Upside max profit is unbounded; downside max profit is bounded at the strike minus the combined call plus put debit (reached at zero). Max loss equals the combined debit times 100 (reached when the underlying pins to the strike). Two breakevens at strike plus debit and strike minus debit. For the UTZ straddle priced from the end-of-day chain at a 30-day expiry (ATM IV 16.40%), the computed maximum profit is unbounded per contract and the computed maximum loss is unbounded per contract. Live intraday quotes will differ as the chain moves through the trading session.
What is the breakeven for a UTZ straddle?
The breakeven for the UTZ straddle priced on this page is no defined breakeven on the modeled curve at expiration, derived from end-of-day chain premiums. Breakeven is the underlying price at which the strategy's P&L crosses zero ignoring transaction costs and assignment risk. The current UTZ market-implied 1-standard-deviation expected move is approximately 4.70%; if the move sits well outside the breakeven distance, the structure's risk-reward becomes correspondingly tighter.

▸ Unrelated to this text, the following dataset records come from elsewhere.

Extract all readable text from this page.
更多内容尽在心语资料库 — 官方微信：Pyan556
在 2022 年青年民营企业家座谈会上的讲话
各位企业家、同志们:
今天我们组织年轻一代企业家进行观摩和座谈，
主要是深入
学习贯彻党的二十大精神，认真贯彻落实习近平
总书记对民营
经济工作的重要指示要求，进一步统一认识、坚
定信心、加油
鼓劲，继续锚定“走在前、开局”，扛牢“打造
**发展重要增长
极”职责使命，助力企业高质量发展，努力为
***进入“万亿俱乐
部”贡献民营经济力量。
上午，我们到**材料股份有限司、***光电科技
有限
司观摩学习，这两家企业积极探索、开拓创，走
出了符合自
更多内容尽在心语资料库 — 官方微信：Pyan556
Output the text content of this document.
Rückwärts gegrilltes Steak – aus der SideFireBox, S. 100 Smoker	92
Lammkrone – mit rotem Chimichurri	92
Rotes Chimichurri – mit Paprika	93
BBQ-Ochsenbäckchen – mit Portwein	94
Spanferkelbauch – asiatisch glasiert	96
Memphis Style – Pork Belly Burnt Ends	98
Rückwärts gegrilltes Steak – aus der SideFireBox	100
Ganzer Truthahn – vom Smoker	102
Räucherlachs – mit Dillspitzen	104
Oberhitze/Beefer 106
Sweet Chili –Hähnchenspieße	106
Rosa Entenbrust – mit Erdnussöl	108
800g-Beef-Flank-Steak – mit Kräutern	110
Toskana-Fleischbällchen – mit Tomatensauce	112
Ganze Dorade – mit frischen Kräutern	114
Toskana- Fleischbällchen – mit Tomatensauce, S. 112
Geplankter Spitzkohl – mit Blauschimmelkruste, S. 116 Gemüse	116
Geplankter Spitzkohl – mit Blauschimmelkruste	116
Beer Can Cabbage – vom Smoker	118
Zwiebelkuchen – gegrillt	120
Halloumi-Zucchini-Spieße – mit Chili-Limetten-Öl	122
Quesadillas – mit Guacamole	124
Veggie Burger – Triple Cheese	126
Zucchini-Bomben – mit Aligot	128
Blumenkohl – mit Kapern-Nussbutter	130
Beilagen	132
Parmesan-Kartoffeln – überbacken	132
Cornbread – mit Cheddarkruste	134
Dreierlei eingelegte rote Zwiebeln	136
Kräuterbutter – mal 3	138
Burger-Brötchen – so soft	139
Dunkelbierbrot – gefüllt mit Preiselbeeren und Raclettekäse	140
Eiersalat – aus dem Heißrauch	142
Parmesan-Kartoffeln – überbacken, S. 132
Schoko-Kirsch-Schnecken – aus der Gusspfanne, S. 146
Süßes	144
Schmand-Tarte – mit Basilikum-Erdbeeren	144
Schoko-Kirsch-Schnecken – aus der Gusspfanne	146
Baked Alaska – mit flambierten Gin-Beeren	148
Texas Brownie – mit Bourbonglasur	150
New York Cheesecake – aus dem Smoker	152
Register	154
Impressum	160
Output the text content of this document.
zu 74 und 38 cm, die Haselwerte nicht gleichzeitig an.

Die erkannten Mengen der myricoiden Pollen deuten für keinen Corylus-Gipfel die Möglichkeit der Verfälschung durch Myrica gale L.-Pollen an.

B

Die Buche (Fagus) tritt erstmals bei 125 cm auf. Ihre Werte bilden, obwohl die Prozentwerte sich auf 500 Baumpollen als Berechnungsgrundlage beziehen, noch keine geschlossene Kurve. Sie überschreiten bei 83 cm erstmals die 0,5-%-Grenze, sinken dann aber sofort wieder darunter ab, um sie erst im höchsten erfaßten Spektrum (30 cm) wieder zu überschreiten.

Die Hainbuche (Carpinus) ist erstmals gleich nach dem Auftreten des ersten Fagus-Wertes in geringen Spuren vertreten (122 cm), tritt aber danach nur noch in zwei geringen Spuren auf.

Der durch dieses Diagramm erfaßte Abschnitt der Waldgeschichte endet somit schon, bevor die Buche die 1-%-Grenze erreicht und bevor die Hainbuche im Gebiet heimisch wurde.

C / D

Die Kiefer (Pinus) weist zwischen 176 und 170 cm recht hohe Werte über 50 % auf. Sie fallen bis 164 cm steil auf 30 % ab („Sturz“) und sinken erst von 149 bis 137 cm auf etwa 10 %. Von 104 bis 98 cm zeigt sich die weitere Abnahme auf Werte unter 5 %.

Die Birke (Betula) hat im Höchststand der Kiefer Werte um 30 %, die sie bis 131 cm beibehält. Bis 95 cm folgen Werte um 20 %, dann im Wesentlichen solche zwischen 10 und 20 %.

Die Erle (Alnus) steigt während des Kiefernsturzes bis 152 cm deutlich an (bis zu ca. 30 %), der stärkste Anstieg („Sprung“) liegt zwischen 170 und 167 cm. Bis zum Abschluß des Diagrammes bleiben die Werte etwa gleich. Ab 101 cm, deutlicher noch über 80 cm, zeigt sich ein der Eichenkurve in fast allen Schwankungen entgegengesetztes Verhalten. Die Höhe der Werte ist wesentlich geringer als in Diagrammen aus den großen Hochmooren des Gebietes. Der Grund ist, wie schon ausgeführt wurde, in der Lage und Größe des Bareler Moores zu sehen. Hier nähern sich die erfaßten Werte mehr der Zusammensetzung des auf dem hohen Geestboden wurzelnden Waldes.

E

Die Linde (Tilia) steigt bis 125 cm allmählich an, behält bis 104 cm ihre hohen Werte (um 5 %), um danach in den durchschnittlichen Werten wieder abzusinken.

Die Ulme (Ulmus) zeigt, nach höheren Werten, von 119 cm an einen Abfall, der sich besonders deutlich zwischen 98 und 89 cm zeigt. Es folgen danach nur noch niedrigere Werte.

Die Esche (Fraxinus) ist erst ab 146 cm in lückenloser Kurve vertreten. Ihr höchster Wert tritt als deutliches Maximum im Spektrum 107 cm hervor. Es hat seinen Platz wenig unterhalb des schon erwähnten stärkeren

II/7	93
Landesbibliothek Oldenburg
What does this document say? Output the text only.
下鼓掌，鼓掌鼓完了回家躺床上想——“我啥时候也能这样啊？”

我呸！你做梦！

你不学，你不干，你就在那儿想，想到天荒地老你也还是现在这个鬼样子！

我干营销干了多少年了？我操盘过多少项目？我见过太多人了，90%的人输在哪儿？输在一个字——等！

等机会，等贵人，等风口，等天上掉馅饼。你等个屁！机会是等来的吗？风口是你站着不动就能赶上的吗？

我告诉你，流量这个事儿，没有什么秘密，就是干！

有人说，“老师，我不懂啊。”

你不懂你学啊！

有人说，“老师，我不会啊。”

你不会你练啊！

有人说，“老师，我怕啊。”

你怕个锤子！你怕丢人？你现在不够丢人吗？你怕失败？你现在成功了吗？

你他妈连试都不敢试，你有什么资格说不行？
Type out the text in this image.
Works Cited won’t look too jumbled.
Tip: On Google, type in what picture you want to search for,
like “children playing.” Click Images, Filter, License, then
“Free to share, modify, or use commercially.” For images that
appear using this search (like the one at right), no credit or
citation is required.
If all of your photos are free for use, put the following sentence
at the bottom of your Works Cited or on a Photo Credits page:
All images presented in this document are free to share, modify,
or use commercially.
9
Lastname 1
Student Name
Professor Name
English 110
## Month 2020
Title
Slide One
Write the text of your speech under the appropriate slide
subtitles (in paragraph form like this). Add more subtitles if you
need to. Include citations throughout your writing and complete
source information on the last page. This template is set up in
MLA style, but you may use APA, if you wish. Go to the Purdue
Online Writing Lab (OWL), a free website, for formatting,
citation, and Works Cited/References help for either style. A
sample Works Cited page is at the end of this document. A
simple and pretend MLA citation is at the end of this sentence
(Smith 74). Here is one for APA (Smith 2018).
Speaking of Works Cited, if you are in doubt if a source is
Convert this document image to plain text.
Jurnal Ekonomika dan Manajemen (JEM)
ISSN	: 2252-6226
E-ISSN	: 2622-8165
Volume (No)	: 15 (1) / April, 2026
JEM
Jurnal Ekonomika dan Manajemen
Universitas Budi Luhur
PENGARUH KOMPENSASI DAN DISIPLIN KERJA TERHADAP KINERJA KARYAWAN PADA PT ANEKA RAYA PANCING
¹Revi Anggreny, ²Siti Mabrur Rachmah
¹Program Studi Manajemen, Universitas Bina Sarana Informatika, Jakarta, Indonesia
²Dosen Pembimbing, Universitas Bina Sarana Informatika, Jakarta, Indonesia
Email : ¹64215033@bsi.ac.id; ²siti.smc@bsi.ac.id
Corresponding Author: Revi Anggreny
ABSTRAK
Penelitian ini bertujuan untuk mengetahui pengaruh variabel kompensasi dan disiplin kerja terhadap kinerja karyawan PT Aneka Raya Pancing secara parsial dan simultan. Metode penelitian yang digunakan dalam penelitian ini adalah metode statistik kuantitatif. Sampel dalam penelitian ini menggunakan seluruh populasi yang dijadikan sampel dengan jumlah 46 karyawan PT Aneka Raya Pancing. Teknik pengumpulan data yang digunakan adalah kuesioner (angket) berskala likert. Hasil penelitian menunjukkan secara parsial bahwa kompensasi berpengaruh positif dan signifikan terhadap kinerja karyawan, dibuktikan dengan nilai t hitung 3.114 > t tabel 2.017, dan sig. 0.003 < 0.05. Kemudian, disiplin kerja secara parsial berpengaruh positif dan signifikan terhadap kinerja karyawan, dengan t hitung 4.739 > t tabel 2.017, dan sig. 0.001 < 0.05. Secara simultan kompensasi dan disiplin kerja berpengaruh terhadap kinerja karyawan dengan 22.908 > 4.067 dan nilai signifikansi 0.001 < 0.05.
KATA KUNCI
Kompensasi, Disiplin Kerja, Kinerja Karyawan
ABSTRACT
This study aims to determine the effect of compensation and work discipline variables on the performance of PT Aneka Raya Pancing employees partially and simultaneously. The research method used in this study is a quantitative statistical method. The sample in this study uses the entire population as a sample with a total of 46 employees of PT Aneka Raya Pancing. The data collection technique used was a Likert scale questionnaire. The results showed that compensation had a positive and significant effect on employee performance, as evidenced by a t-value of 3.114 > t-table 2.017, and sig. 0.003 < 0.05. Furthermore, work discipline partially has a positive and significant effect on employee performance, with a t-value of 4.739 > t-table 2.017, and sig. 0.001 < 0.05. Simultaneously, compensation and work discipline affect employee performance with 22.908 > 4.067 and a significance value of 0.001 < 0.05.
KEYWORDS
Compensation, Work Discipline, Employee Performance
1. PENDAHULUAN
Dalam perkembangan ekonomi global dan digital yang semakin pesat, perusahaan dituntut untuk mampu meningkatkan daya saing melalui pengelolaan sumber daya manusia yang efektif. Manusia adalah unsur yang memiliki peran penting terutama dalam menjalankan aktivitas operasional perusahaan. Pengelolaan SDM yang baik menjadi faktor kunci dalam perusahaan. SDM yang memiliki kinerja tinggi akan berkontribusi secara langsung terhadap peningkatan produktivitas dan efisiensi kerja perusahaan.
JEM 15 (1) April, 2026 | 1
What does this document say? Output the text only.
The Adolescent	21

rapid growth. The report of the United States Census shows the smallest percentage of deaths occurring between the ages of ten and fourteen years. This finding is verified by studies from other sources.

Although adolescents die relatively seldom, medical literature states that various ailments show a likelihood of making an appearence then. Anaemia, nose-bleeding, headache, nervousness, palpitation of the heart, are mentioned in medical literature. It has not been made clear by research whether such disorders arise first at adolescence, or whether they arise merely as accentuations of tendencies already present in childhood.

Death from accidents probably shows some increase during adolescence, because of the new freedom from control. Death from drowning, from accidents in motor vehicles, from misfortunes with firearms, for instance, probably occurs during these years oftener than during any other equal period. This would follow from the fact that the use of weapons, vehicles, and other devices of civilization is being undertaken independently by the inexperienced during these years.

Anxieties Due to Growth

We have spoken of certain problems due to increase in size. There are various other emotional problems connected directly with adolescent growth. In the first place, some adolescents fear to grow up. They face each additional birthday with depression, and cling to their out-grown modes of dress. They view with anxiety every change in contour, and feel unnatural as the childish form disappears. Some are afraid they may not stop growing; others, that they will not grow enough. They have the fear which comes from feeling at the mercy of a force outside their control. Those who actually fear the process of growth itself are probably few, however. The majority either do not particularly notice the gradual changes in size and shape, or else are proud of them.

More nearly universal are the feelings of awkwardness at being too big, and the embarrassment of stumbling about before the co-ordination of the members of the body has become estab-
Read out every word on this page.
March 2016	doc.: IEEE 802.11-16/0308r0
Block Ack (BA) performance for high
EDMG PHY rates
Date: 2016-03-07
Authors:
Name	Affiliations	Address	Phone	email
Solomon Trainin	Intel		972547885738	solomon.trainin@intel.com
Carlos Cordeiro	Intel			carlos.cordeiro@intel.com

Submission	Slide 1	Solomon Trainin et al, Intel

When should you consider a straddle on UTZ?
Straddles on UTZ are pure-volatility plays that profit from large moves in either direction; traders typically buy UTZ straddles ahead of earnings, FDA decisions, or other catalysts where the realized move is expected to exceed the implied move priced into the chain.
How does current UTZ implied volatility affect this straddle?
UTZ ATM IV is at 16.40% with IV rank near 3.50%, which is on the low end of its 1-year range. Premium-buying structures (long call, long put, debit spreads) are relatively cheap in this regime; premium-selling structures collect less credit per unit risk.